Мгновенно я хлопаю себя по бедрам, униженная.
— Это не моча, — быстро говорю я. — Я слышала об этом. Это…
— Я знаю, — говорит Халки, и по шипящему удовлетворению в его глазах, когда он с гордостью вынимает пальцы и начинает их лизать, я понимаю, что мои непроизвольные брызги возбуждения его совсем не отпугнули.

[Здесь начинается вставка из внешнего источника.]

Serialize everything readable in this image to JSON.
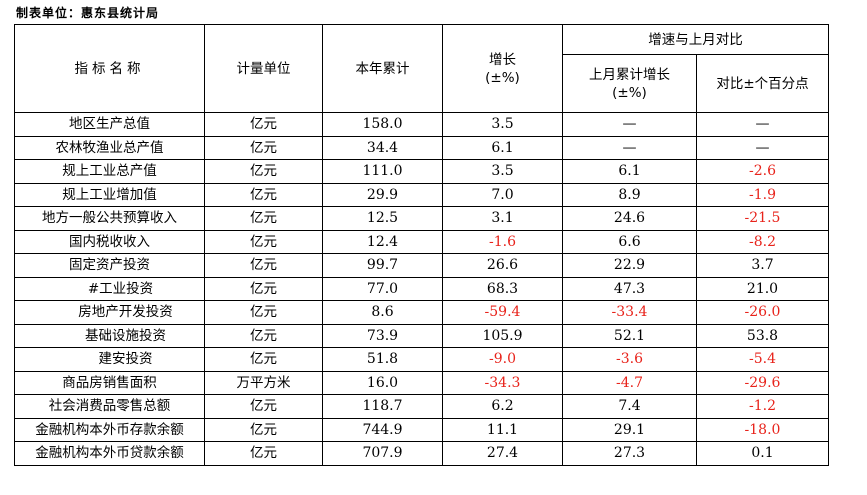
{
  "caption": "制表单位：惠东县统计局",
  "headers": {
    "indicator": "指标名称",
    "unit": "计量单位",
    "ytd": "本年累计",
    "growth": "增长\n(±%)",
    "compare_group": "增速与上月对比",
    "last_month_growth": "上月累计增长\n(±%)",
    "pp_change": "对比±个百分点"
  },
  "colors": {
    "negative": "#e8231b",
    "text": "#000000"
  },
  "rows": [
    {
      "name": "地区生产总值",
      "indent": 0,
      "unit": "亿元",
      "ytd": "158.0",
      "growth": "3.5",
      "last": "—",
      "diff": "—"
    },
    {
      "name": "农林牧渔业总产值",
      "indent": 0,
      "unit": "亿元",
      "ytd": "34.4",
      "growth": "6.1",
      "last": "—",
      "diff": "—"
    },
    {
      "name": "规上工业总产值",
      "indent": 0,
      "unit": "亿元",
      "ytd": "111.0",
      "growth": "3.5",
      "last": "6.1",
      "diff": "-2.6"
    },
    {
      "name": "规上工业增加值",
      "indent": 0,
      "unit": "亿元",
      "ytd": "29.9",
      "growth": "7.0",
      "last": "8.9",
      "diff": "-1.9"
    },
    {
      "name": "地方一般公共预算收入",
      "indent": 0,
      "unit": "亿元",
      "ytd": "12.5",
      "growth": "3.1",
      "last": "24.6",
      "diff": "-21.5"
    },
    {
      "name": "国内税收收入",
      "indent": 0,
      "unit": "亿元",
      "ytd": "12.4",
      "growth": "-1.6",
      "last": "6.6",
      "diff": "-8.2"
    },
    {
      "name": "固定资产投资",
      "indent": 0,
      "unit": "亿元",
      "ytd": "99.7",
      "growth": "26.6",
      "last": "22.9",
      "diff": "3.7"
    },
    {
      "name": "#工业投资",
      "indent": 1,
      "unit": "亿元",
      "ytd": "77.0",
      "growth": "68.3",
      "last": "47.3",
      "diff": "21.0"
    },
    {
      "name": "房地产开发投资",
      "indent": 2,
      "unit": "亿元",
      "ytd": "8.6",
      "growth": "-59.4",
      "last": "-33.4",
      "diff": "-26.0"
    },
    {
      "name": "基础设施投资",
      "indent": 2,
      "unit": "亿元",
      "ytd": "73.9",
      "growth": "105.9",
      "last": "52.1",
      "diff": "53.8"
    },
    {
      "name": "建安投资",
      "indent": 2,
      "unit": "亿元",
      "ytd": "51.8",
      "growth": "-9.0",
      "last": "-3.6",
      "diff": "-5.4"
    },
    {
      "name": "商品房销售面积",
      "indent": 0,
      "unit": "万平方米",
      "ytd": "16.0",
      "growth": "-34.3",
      "last": "-4.7",
      "diff": "-29.6"
    },
    {
      "name": "社会消费品零售总额",
      "indent": 0,
      "unit": "亿元",
      "ytd": "118.7",
      "growth": "6.2",
      "last": "7.4",
      "diff": "-1.2"
    },
    {
      "name": "金融机构本外币存款余额",
      "indent": 0,
      "unit": "亿元",
      "ytd": "744.9",
      "growth": "11.1",
      "last": "29.1",
      "diff": "-18.0"
    },
    {
      "name": "金融机构本外币贷款余额",
      "indent": 0,
      "unit": "亿元",
      "ytd": "707.9",
      "growth": "27.4",
      "last": "27.3",
      "diff": "0.1"
    }
  ]
}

Фактически, он явно горд и доволен.
Это странно захватывающе.
Мои запреты уменьшаются еще больше.
Он сдвигается, и его член проливает след горячей жирной жидкости через бедро. Я напряжена, думая, что он так разволновался после того, как доставил мне удовольствие, что спонтанно кончил, и это будет концом нашей сессии, так как я часто слышала ужасные жалобы от моих соплеменников: это напрасно потраченные дети, которые только что пролились! Но Халки снова сдвигается, нежно трахая меня, и его член продолжает обильно течь, и он совершенно не беспокоится. Напряженность и потребность в его глазах — это не взгляд мужчины, который еще не удовлетворен, и, если он кончает, он делает это не рывками; он истекает. Когда я протягиваю руку между нами и касаюсь ее, жидкость становится скользкой и густеет на моем пальце, как варенье, липкая и, когда осмеливаюсь поднести ее ко рту, нахожу ее сладкой.